Outras razões para não usar o Spring

A questão que eu deixei no fim do texto sobre o porque eu não uso o Spring teve uma resposta.

O Felipe Cruz comentou duas funcionalidades que são interessantes. A primeira, que ele citou, é uma integração com outro framework então não conta 🙂

Segue as funcionalidades e minhas considerações:

  1. É um container leve, que oferece infra para projetos Enterprise sem que seja necessário um container JEE
    • No meu caso, as interfaces são web, ou seja, só o Spring não resolve, continuo precisando de um Container Web. E como o Container Web já possui essas funcionalidades, não seria uma “pleonasmo” usar o Spring? E container leve, por container leve, eu fico com o Jetty que é rápido pra inferno e beeem pequeno. =D
  2. O controle de transações é bem flexivel e em casos não triviais é mais fácil configurar declarativamente do que programáticamente
      • Com a implementação que eu citei da DAOFactory, o controle de transação fica assim:

      ———————————————————–
      factory.txBegin();

      dao1 = factory.getDao(Entidade1DAO.class);
      dao1.foo1(bla1);

      dao2 = factory.getDao(Entidade2DAO.class);
      dao2.foo2(bla1);

      factory.txCommit();
      ———————————————————–

      O código acima está no método do POJO. Os métodos txBegin() e txCommit() são os responsáveis por demarcar a transação. Tudo o que acontece dentro destes métodos acontecerá na mesma transação.

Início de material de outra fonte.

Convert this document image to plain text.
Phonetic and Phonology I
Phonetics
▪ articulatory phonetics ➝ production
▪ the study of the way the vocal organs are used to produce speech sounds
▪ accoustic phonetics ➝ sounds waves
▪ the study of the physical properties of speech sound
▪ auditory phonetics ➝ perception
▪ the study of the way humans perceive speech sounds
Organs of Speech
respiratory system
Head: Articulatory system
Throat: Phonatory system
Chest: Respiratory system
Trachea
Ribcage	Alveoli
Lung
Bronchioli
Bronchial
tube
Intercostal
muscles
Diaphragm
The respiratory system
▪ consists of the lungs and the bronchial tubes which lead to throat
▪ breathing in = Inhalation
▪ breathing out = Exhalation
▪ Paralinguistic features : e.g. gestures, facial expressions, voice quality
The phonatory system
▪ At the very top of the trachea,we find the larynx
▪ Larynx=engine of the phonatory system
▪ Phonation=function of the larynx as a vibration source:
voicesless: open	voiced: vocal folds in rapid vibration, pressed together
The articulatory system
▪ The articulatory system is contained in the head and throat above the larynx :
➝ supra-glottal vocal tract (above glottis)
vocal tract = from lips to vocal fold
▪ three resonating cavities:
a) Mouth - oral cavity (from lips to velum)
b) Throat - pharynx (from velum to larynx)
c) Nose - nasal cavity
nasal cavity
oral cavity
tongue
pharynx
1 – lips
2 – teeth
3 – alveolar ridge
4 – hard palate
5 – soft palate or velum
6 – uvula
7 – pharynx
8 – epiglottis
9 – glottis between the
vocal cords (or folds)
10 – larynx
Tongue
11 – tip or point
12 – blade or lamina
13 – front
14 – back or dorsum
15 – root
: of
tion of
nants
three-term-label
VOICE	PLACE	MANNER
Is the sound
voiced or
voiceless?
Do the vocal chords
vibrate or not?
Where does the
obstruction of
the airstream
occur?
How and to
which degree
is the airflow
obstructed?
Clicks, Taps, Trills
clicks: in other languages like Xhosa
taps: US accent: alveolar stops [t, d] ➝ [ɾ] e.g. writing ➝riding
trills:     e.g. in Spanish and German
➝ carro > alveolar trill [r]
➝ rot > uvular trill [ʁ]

      Mas esta mesma transação poderia ser controlada pelo Spring assim:

      Explicação do controle de transação declarada no xml.

      A imagem acima pode ser encontrada no site do Spring. Na parte que explica como funcionam as transações. Ou seja, a transação declarada é feita usando o container AOP para criar uma transação antes do método ser executado.

      Quanto ao valor do Spring, penso ser indiscutível. Sem ele EJB ainda seria um porre para usar. Mas graças as propostas que o Spring e o Hibernate trouxeram, a especificação do EJB 3 o melhorou muito a plataforma de componentes distribuidos.

      Mas o que eu tenho observado é que as funcionalidades mais interessantes do Spring só são atrativas quando a aplicação não irá executar em um container. Caso contrário elas se tornam duplicadas em relação ao container da aplicação.